Obligation alimentaire : ce que la loi demande (et ne demande pas) aux enfants
Quand un parent ne peut plus payer, les enfants peuvent être mis à contribution. Qui exactement, combien, et comment s'en exonérer dans les situations familiales douloureuses.
Qui doit, envers qui
Le Code civil (articles 205 et suivants) oblige à aider un ascendant dans le besoin : sont concernés les enfants, et les gendres et belles-filles tant que le lien d'alliance existe (le décès du conjoint et des enfants du couple, ou le divorce, y met fin). Depuis la loi du 8 avril 2024, les petits-enfants ne sont plus sollicités pour l'aide sociale à l'hébergement.
Quand est-elle activée ?
Le plus souvent au moment d'une demande d'ASH : le département interroge chaque obligé alimentaire sur ses ressources et propose une répartition. En dehors de l'ASH, un parent (ou un établissement impayé) peut saisir le juge aux affaires familiales pour fixer une pension.
Combien ?
Il n'existe aucun barème national : chaque département a sa méthode (souvent un pourcentage des revenus au-delà d'un seuil, tenant compte des charges et de la composition du foyer).

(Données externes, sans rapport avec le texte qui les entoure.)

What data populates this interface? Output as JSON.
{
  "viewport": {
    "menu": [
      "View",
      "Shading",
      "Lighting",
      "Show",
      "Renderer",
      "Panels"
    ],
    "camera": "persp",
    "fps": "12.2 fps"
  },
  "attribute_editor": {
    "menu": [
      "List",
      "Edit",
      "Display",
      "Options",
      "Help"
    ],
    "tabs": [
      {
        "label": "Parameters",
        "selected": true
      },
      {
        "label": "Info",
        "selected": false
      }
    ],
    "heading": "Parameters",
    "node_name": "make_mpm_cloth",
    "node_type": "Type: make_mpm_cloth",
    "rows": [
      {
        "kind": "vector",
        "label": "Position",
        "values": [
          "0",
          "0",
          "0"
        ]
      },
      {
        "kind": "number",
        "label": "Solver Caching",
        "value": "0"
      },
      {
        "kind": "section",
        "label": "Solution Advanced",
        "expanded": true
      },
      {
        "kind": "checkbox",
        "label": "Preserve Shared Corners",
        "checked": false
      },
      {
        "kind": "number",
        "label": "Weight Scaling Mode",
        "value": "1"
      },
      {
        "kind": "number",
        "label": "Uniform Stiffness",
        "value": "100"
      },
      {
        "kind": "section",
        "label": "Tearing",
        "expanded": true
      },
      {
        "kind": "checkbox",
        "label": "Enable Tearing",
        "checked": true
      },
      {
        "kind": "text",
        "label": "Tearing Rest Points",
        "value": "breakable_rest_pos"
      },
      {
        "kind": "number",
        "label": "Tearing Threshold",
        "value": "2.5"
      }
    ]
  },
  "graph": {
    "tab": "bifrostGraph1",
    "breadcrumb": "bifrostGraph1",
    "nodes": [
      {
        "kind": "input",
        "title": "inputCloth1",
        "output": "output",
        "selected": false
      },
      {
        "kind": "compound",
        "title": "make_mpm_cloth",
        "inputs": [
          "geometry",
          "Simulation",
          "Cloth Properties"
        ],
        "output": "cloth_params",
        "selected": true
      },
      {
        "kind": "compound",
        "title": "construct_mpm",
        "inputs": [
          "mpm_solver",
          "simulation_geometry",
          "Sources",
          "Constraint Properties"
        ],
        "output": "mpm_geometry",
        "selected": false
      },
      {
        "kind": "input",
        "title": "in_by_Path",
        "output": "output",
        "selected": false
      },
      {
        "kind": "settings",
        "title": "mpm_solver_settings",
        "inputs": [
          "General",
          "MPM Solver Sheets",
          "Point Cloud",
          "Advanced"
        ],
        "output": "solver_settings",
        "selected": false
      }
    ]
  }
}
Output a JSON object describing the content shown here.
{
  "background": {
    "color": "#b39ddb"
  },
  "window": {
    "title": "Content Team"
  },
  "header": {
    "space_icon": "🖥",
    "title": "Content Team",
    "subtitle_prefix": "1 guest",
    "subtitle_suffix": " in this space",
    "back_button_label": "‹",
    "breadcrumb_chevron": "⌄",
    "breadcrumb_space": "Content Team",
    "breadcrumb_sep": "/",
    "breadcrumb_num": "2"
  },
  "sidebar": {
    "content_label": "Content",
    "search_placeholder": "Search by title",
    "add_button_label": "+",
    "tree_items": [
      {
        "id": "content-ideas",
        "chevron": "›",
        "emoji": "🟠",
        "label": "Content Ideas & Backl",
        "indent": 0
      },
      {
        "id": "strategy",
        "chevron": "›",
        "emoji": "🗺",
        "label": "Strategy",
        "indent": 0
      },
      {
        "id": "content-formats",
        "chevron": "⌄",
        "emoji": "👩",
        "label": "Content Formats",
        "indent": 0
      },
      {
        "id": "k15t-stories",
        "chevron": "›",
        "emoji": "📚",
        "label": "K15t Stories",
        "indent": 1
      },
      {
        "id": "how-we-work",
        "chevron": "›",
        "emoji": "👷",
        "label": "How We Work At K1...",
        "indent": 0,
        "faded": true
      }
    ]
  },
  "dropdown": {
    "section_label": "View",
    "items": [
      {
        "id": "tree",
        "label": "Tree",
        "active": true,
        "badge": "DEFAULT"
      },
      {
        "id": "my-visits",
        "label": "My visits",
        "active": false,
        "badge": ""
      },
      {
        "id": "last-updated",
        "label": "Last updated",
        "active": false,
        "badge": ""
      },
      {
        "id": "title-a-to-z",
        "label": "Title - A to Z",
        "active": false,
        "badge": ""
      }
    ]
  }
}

La proposition du département n'est pas une décision de justice : en cas de désaccord entre la famille et le département, ou entre frères et sœurs, seul le juge aux affaires familiales peut fixer les montants — et il tient compte des ressources réelles de chacun.
Les exonérations : la loi protège les enfants maltraités
Le juge peut décharger totalement ou partiellement de l'obligation alimentaire quand le parent a gravement manqué à ses obligations envers l'enfant (abandon, violences, désintérêt prolongé…). Sont par ailleurs déchargés de plein droit, sauf décision contraire, les enfants retirés de leur milieu familial avant 12 ans pendant au moins 36 mois cumulés. Si c'est votre situation, constituez un dossier (jugements, témoignages, éléments ASE) et dites-le dès le premier courrier du département.
« Refuser de payer l'EHPAD » : ce que ça veut dire vraiment
On ne « refuse » pas une dette d'hébergement comme on résilie un abonnement. Si l'établissement n'est pas payé, il peut se retourner contre le résident et ses obligés alimentaires. Vos seuls leviers légitimes : faire jouer l'aide sociale (dans un établissement habilité), faire fixer ou réviser votre part par le juge aux affaires familiales selon vos ressources réelles, et faire valoir une exonération si le parent a gravement manqué à ses devoirs. Cesser de payer sans rien enclencher, c'est s'exposer à une procédure — pas régler le problème.
Dernière vérification des règles et barèmes : 15/06/2026. Ce guide informe, il ne remplace ni un conseil juridique ni les services du conseil départemental.